Ao se referir a “outros serviços”, o dispositivo legal tratou daqueles que não se enquadrem em obras e serviços de engenharia. Por outro lado, ao se referir ao valor de 10% do limite previsto na alínea a, do inciso II, do art. Anterior (art. 23), tratou do limite a que se permite a contratação mediante carta-convite: R$ 80.000,00 (oitenta mil reais).
Assim, é dispensável a licitação para contratação de serviços ou compras que não se enquadrem em obra de engenharia, desde que o valor total do contrato seja em até R$ 8.000,00 (oito mil reais) e que não se refira a pagamento de parcelas de um mesmo serviço ou compra que possa ser realizada de uma só vez.
No entanto, atente-se a que Lei não permite o fracionamento de despesas para fins de dispensa de licitação. O art. 24, II, dispõe: “(...) desde que não se refiram a parcelas de um mesmo serviço, compra ou alienação de maior vulto que possa ser realizada de uma só vez”.

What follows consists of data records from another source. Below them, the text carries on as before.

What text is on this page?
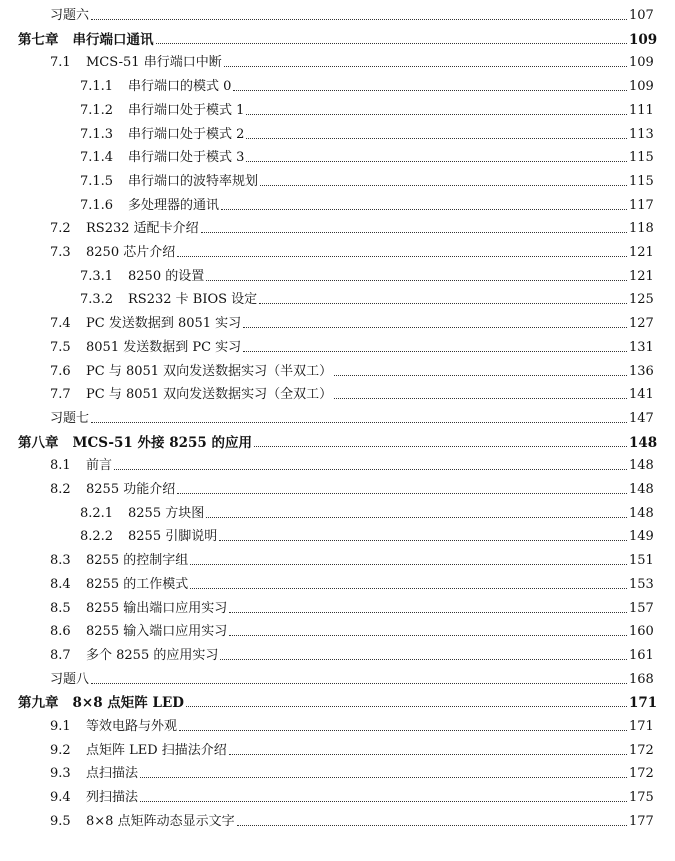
习题六	107
第七章 串行端口通讯	109
7.1	MCS-51 串行端口中断	109
7.1.1	串行端口的模式 0	109
7.1.2	串行端口处于模式 1	111
7.1.3	串行端口处于模式 2	113
7.1.4	串行端口处于模式 3	115
7.1.5	串行端口的波特率规划	115
7.1.6	多处理器的通讯	117
7.2	RS232 适配卡介绍	118
7.3	8250 芯片介绍	121
7.3.1	8250 的设置	121
7.3.2	RS232 卡 BIOS 设定	125
7.4	PC 发送数据到 8051 实习	127
7.5	8051 发送数据到 PC 实习	131
7.6	PC 与 8051 双向发送数据实习（半双工）	136
7.7	PC 与 8051 双向发送数据实习（全双工）	141
习题七	147
第八章 MCS-51 外接 8255 的应用	148
8.1	前言	148
8.2	8255 功能介绍	148
8.2.1	8255 方块图	148
8.2.2	8255 引脚说明	149
8.3	8255 的控制字组	151
8.4	8255 的工作模式	153
8.5	8255 输出端口应用实习	157
8.6	8255 输入端口应用实习	160
8.7	多个 8255 的应用实习	161
习题八	168
第九章 8×8 点矩阵 LED	171
9.1	等效电路与外观	171
9.2	点矩阵 LED 扫描法介绍	172
9.3	点扫描法	172
9.4	列扫描法	175
9.5	8×8 点矩阵动态显示文字	177
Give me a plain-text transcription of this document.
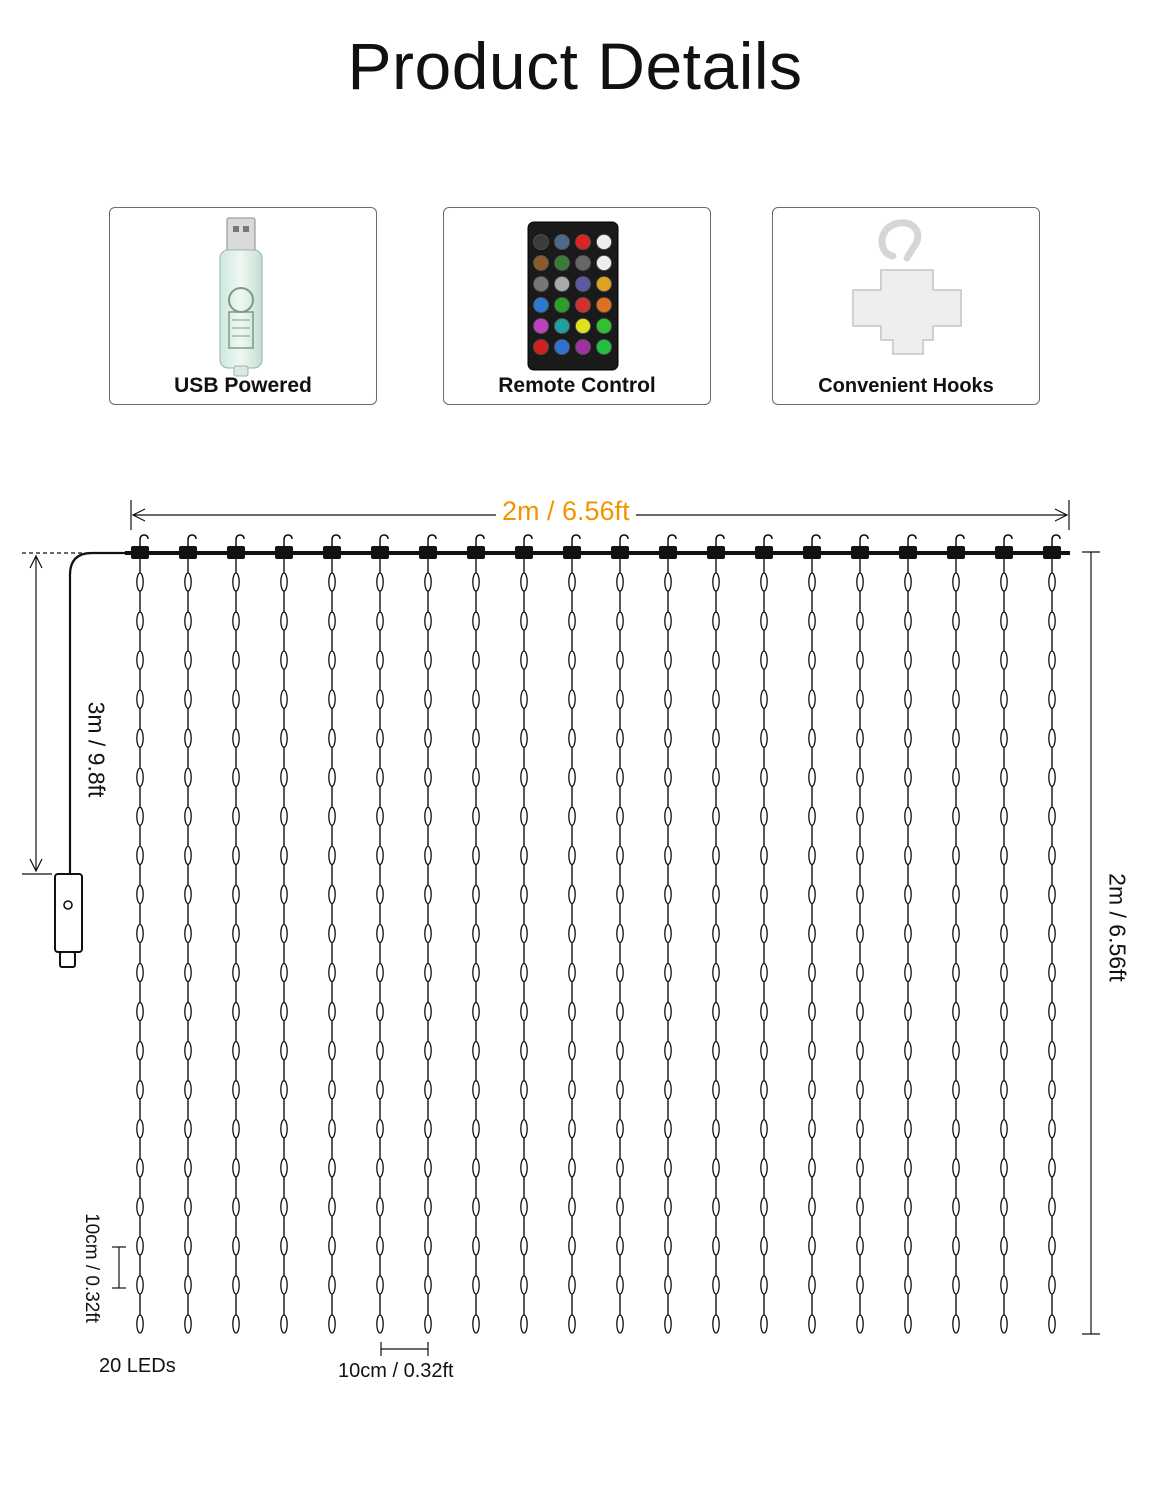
Product Details
USB Powered	Remote Control	Convenient Hooks
2m / 6.56ft
2m / 6.56ft
3m / 9.8ft
10cm / 0.32ft
20 LEDs	10cm / 0.32ft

No presente caso, trata-se de um mesmo objeto final: “reparos na câmara fria da Cozinha Piloto”. Dispensar licitação para contratar o serviço de reparo e dispensar licitação para comprar peças de reparo configura-se fracionamento indevido de despesas, o que é vedado pela Lei e pela jurisprudência do Tribunal de Contas da União (TCU):
“Adote o sistemático planejamento de suas compras, evitando o desnecessário fracionamento na aquisição de produtos de uma mesma natureza e possibilitando a utilização da correta modalidade de licitação, nos termos do art. 15, § 7º, II, da Lei nº 8.666/93” (Acórdão 79/2000. Plenário).
“Atente para o fato de que, atingindo o limite legalmente fixado para dispensa de licitação, as demais contratações para serviços da mesma natureza deverão observar a obrigatoriedade da realização de certame licitatório, evitando a ocorrência de fracionamento de despesa” (Acórdão 73/2003. Segunda Câmara).
"Abstenha-se de fracionar despesas relativas ao mesmo objeto, quando o somatório das parcelas indique modalidade de licitação diferente da adotada, conforme disposições contidas nos arts. 23, §§ 1º, 2º e 5º, e 24, inciso II, parte final, da Lei nº 8.666/93, segundo orientação desta Corte de Contas constante nas Decisões nºs 241/94, 202/96, 449/96 e 484/96, todas do Plenário, dentre outras". (AC-2.582/2005-1ª)
Ante todo o exposto, nosso parecer é pela impossibilidade jurídica de dispensa de licitação, tendo em vista que o somatório dos valores de contratação do serviço de reparo e das compras de peças de reparo, a rigor, ultrapassaria o valor previsto no art. 24, II, da Lei de Licitação (R$ 8.000,00).